No dia 16 de outubro de 2016, a bailarina e coreógrafa Mercedes Baptista (1921-2014) foi homenageada com a inauguração de seu monumento, um espaço de memória que celebra a trajetória de uma mulher negra e se soma ao esforço de uma agenda internacional antirracista e pela educação patrimonial, disputando pela memória de sujeitos sociais minoritários nos espaços públicos. Situado no Largo de São Francisco da Prainha, no bairro da Saúde, no Rio de Janeiro (RJ), a caminhada até esse monumento é uma visitação ao ar livre de outros espaços de memória, como: o monumento dedicado a Dom João VI (1767- 1826), na Praça XV; o Largo da Candelária, a Capitania dos Portos e o Muro da Patromoria, na Orla Prefeito Luiz Paulo Conde, no Centro do Rio de Janeiro. A estátua foi doada à Zona Portuária pela Curadoria do Acervo Mercedes Baptista. Contou com o apoio do Movimento Artístico da Praia Vermelha, da Prefeitura do Rio de Janeiro e das Secretarias de Cultura e de Conservação de Monumentos e Chafarizes.
A estátua de Mercedes Baptista está localizada numa região que rememora a história da criação do samba carioca, dos primeiros terreiros de candomblé e onde se encontra o Cais do Valongo, local em que cerca de um milhão de africanos sequestrados passaram pelo porto, sendo o maior receptor de pessoas escravizadas, num período de 40 anos após a sua construção em 1811, para o sistema escravista do país, o último a abolir a escravidão na América. Próxima da estátua se encontra a Pedra do Sal, onde fica a Comunidade Quilombola Pedra do Sal, no bairro da Saúde, que foi reconhecida pelo Instituto Estadual do Patrimônio Cultural como patrimônio cultural, em 1984.

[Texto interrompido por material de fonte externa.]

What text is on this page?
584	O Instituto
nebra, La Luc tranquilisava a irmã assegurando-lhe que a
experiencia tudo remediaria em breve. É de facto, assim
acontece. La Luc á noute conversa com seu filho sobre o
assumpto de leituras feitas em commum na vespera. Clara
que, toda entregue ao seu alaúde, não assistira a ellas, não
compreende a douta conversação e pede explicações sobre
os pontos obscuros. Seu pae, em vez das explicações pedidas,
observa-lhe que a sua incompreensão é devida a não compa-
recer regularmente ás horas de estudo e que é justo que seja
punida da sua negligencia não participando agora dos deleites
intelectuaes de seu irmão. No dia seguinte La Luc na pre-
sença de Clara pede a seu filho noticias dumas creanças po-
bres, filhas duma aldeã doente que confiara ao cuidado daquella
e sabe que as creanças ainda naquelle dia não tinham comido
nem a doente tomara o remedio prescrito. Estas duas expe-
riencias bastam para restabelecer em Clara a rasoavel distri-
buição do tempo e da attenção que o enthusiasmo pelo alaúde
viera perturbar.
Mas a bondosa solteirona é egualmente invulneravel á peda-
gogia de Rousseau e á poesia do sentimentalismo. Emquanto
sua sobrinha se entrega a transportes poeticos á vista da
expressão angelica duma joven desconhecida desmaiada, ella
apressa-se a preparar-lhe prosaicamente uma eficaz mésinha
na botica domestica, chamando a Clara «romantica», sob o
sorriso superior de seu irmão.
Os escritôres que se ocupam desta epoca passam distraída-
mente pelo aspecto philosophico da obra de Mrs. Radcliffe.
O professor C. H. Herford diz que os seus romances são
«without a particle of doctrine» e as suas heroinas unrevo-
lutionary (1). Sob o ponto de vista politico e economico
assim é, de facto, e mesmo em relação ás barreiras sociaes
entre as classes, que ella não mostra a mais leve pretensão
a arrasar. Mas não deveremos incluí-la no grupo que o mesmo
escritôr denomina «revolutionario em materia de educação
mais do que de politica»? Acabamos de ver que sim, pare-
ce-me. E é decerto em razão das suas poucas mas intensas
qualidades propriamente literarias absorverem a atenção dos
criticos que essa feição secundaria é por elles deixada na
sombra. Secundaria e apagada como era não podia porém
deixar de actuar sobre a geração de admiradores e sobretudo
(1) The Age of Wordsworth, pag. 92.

Uma bailarina na encruzilhada

Mercedes Baptista nasceu em Campos dos Goytacazes. Mudou-se cedo para o Rio de Janeiro. Era apaixonada pelo cinema e pelas artes. Em 1945, começou a estudar dança com Eros Volúsia (1914-2004). Três anos depois, foi aprovada para o Corpo de Baile do Theatro Municipal. Mas, como uma mulher negra, enfrentou diversos obstáculos. Sofreu uma tentativa de sabotagem no concurso para o Corpo de Baile. Não foi informada sobre a data da prova. Impossibilitada de finalizar o concurso com as outras bailarinas, teve que fazer a prova com a equipe masculina, que estava participando também do processo seletivo. Apesar do racismo sofrido, foi incorporada junto com Raul Soares ao Corpo de Baile, sendo os primeiros bailarinos negros do Theatro Municipal. Continuou sendo sabotada pelos membros brancos do Theatro, sendo excluída das cenas, e, quando integrada, colocada ao fundo dos palcos.
Sua trajetória não se limitou ao Theatro Municipal. Colaborou como bailarina e coreógrafa do Teatro Experimental do Negro (TEN), fundado pelo dramatugo e ex-senador Abdias do Nascimento (1914-2011), que tinha como objetivo resgatar os valores da cultura africana, que era reduzida à mera condição folclórica. Com a participação no TEN, Mercedes Baptista conseguiu abrir novas portas no meio artístico. Em 1950, ganhou uma bolsa de estudos na Dunham School of Dance, em Nova Iorque (EUA). A escola de dança tinha bailarinos negros de diversas nacionalidades e desenvolvia um trabalho de pesquisa sobre danças regionais, religião e meio ambiente. Esta pesquisa buscava uma fusão cultural para compartilhar e valorizar a cultura negra, como sugere Paulo Melgaço da Silva.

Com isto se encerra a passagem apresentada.